Today, however, US capitalism lacks the resilience it had in the 1930s, and petty maneuvers will not save it from its own internal contradictions.
In a second ruling, the Supreme Court, again by a 5–4 vote, invalidated congressional legislation aimed at protecting the director of the federal agency created in response to the 2008 financial crisis to regulate subprime mortgages and other forms of consumer debt that crashed the world economy. The legislation said the head of the Consumer Financial Protection Bureau could not be removed by the president absent good cause.
Chief Justice Roberts’ opinion in Seila Law v. Consumer Financial Protection Bureau, joined by the four right-wing justices, found that the legislative effort to shield the director from political pressure violated the separation of powers. The decision provides a sweeping rationale to defang congressional watchdogs and represents a further slide toward the unconstrained “unitary executive” coveted by the extreme right.
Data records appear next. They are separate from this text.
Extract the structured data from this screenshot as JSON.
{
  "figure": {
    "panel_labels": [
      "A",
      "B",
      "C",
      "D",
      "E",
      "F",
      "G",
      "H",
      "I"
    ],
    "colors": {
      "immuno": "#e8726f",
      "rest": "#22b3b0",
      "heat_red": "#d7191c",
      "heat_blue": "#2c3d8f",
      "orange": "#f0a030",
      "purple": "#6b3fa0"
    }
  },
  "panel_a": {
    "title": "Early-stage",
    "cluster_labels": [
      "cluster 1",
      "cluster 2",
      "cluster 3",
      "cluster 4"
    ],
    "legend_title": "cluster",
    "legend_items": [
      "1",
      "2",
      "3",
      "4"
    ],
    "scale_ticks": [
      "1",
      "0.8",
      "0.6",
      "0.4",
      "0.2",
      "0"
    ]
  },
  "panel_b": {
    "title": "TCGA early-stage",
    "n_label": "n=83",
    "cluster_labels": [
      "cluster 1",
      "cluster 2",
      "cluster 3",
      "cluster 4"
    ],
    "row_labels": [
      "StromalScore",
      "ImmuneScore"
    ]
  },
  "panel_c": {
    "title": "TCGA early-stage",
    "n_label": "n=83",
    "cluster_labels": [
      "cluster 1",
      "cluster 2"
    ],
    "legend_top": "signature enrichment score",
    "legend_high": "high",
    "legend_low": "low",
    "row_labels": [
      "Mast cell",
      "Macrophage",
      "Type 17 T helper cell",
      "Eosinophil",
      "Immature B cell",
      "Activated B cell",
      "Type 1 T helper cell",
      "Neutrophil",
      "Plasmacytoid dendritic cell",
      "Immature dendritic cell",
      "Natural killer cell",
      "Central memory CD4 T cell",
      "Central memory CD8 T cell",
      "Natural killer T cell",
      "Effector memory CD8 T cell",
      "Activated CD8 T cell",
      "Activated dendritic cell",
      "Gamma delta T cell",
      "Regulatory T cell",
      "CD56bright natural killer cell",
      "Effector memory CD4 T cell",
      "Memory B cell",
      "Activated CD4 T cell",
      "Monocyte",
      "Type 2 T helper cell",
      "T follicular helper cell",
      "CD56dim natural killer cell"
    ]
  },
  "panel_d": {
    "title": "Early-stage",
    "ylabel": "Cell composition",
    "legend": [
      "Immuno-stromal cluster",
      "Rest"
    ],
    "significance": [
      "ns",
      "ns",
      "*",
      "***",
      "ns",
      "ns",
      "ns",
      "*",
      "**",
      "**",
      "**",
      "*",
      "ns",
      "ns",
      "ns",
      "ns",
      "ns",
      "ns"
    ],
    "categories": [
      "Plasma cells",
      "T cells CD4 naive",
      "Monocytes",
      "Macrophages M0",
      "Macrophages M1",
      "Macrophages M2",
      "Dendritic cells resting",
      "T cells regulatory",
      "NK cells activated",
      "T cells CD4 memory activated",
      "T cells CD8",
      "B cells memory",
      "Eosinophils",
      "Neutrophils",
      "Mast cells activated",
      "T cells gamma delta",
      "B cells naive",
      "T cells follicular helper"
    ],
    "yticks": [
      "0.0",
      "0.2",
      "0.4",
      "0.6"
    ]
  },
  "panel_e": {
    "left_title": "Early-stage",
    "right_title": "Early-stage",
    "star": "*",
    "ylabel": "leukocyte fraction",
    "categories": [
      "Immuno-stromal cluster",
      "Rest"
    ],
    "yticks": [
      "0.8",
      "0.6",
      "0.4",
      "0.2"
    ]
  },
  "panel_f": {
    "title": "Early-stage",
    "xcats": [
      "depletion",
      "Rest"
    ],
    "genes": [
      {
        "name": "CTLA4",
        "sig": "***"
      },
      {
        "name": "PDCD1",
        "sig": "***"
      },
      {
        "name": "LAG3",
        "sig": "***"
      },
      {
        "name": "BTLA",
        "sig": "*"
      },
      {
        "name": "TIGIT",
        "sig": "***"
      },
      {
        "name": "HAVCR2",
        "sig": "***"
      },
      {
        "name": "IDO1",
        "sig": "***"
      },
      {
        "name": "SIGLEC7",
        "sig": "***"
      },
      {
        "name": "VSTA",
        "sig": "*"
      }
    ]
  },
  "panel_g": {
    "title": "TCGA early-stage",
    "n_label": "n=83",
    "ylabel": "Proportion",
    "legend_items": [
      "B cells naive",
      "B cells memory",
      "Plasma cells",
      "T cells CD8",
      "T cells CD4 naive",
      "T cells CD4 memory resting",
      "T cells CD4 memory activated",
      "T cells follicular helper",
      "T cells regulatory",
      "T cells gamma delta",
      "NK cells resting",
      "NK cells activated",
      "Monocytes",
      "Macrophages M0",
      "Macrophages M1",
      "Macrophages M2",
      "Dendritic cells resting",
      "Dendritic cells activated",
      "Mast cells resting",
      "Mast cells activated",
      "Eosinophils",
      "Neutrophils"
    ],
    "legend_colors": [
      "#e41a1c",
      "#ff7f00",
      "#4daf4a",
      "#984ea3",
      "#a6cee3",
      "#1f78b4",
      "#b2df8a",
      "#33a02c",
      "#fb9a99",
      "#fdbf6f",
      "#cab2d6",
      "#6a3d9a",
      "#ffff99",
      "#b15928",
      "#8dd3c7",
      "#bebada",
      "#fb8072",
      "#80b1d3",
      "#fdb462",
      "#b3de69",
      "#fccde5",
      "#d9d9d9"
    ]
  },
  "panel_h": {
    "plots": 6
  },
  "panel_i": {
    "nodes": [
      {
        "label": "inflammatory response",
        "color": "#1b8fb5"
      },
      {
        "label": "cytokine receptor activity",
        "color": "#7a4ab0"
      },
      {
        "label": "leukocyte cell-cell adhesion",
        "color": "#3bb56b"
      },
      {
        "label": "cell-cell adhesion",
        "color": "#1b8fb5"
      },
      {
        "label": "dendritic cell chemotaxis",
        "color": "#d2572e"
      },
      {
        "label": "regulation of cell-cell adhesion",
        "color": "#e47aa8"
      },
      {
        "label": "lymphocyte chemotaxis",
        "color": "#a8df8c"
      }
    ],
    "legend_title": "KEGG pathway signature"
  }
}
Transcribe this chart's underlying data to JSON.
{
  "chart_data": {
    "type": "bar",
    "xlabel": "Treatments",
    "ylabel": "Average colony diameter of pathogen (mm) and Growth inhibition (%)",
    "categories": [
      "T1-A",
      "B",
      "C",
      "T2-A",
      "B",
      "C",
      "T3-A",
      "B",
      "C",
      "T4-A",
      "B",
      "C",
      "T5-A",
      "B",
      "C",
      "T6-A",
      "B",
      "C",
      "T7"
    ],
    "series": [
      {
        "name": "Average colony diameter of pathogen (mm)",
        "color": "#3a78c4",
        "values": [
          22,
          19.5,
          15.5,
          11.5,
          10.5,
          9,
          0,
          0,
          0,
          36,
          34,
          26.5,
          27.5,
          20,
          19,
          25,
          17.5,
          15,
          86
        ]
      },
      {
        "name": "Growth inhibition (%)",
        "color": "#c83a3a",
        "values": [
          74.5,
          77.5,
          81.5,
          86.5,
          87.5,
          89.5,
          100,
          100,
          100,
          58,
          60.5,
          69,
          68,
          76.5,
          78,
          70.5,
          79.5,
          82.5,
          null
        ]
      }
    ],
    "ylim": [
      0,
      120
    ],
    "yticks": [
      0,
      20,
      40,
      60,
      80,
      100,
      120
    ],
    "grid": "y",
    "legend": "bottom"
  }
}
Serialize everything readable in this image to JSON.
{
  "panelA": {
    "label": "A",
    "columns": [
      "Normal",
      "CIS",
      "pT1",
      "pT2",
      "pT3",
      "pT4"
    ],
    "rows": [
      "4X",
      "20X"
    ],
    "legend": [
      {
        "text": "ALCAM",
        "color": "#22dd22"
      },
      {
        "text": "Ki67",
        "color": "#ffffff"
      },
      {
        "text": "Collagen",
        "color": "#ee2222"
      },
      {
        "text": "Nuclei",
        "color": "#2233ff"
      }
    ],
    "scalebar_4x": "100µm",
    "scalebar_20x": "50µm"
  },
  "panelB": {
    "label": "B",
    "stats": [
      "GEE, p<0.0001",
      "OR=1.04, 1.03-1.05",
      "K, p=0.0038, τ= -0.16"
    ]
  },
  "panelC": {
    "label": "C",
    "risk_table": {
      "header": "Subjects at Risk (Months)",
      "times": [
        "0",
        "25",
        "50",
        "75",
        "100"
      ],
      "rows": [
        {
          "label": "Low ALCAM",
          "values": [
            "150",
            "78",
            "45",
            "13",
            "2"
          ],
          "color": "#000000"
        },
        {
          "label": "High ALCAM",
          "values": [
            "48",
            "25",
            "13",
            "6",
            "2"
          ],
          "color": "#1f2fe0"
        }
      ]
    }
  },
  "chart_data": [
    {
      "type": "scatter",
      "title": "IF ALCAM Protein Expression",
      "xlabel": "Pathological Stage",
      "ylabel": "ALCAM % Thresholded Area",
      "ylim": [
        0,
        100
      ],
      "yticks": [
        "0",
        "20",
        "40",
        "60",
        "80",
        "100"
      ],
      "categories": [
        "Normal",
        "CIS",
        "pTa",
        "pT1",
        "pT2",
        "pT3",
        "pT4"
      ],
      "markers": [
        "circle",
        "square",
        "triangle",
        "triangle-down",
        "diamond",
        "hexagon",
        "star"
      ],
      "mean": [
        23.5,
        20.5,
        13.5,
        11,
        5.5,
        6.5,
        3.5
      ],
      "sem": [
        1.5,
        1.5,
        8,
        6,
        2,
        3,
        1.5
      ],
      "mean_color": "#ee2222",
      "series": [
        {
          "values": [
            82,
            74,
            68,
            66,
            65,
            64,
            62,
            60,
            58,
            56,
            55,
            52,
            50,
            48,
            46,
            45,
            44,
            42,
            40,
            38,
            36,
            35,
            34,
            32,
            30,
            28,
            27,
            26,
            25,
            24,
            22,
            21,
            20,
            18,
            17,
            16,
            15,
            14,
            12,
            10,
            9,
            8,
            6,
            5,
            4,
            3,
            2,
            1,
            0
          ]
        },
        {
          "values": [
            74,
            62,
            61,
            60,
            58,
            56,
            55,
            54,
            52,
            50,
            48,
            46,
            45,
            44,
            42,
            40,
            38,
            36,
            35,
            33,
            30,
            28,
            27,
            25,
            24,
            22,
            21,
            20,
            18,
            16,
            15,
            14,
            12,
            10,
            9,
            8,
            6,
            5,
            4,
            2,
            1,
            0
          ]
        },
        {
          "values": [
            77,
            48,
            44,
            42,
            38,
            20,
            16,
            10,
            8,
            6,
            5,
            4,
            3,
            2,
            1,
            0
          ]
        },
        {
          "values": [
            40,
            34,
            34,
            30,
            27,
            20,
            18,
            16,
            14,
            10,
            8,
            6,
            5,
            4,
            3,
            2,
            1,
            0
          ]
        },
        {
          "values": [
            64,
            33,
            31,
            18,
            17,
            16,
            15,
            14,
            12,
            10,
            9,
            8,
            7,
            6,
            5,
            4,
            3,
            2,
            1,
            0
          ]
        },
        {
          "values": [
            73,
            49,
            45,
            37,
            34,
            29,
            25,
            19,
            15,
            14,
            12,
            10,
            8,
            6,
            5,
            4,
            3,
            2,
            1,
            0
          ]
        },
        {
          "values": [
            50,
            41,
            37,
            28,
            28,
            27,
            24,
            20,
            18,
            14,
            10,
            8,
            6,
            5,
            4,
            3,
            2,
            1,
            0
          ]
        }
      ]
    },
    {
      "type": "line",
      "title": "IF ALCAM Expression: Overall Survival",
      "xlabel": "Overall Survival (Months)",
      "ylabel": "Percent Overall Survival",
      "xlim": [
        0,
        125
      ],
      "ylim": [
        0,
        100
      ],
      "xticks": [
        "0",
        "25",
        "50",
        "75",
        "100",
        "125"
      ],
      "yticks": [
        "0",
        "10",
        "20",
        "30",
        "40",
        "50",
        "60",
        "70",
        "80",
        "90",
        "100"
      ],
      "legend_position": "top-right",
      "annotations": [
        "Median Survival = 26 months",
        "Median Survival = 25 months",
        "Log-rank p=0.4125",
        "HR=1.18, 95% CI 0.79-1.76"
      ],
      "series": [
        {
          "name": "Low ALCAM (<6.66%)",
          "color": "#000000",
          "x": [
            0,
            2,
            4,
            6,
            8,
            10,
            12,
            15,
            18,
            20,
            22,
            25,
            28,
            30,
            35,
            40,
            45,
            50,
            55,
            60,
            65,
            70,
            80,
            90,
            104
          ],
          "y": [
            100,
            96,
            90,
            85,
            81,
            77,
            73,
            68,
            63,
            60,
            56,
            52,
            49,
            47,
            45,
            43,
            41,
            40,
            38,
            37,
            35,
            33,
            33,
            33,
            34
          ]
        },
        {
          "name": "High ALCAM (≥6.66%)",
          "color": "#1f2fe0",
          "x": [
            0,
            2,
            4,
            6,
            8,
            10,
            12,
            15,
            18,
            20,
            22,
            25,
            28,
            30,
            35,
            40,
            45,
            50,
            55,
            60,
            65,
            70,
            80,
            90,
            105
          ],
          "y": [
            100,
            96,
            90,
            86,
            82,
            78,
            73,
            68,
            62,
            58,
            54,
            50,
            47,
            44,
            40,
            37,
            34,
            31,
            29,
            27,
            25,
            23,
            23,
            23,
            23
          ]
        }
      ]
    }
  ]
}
Finally, the Supreme Court denied by a 7–2 vote a petition for certiorari by four condemned inmates to review a 2–1 lower court decision that rejected their challenge to the legality of federal execution protocols. Justices Ginsburg and Sonia Sotomayor voted in favor of the Supreme Court hearing the case, which requires four votes. All the others, including Breyer and Elena Kagan, voted against. There are no opinions explaining the reasoning.
“Even as people across the country are demanding that leaders rethink crime, punishment and justice, the government is barreling ahead with its plans to carry out the first federal executions in 17 years,” Ruth Friedman, an attorney for Daniel Lee, the first inmate scheduled to be executed next month, said in a statement.
The whole affair is ghoulish and morbid from top to bottom. Life sentences without the possibility of parole insulate society from truly dangerous persons. Capital punishment continues to exist to terrify workers, who are the exclusive victims of the barbaric, antiquated and arbitrary practice.
Carrying out a Trump agenda to reinstate and accelerate executions, dating back to the notorious frame-ups of the “Central Park Five,” Attorney General William P. Barr announced last summer that the United States Department of Justice will kill inmates by injecting a single drug, pentobarbital. After considering evidence, the lower court ruled that the new protocol violated the 1994 Federal Death Penalty Act, which requires that executions be carried out “in the manner prescribed by the law of the state in which the sentence is imposed.” State law requires a three-drug cocktail.
Two appellate judges newly appointed by Trump reversed, reinstating the executions. One ruled that the statute referred only to the general method of execution: in this case lethal injection as opposed to hanging or electrocution, for example. The other Trump justice ruled on a separate ground, asserting that the statute referred only to broad state laws and not to the specific execution protocols. Such is the small change of sophistry on which lives can turn!
The federal government has carried out three executions since restoring the death penalty in 1988, the last in 2003. There are now 62 prisoners on federal death row, and the door to the execution chamber is wide open for them.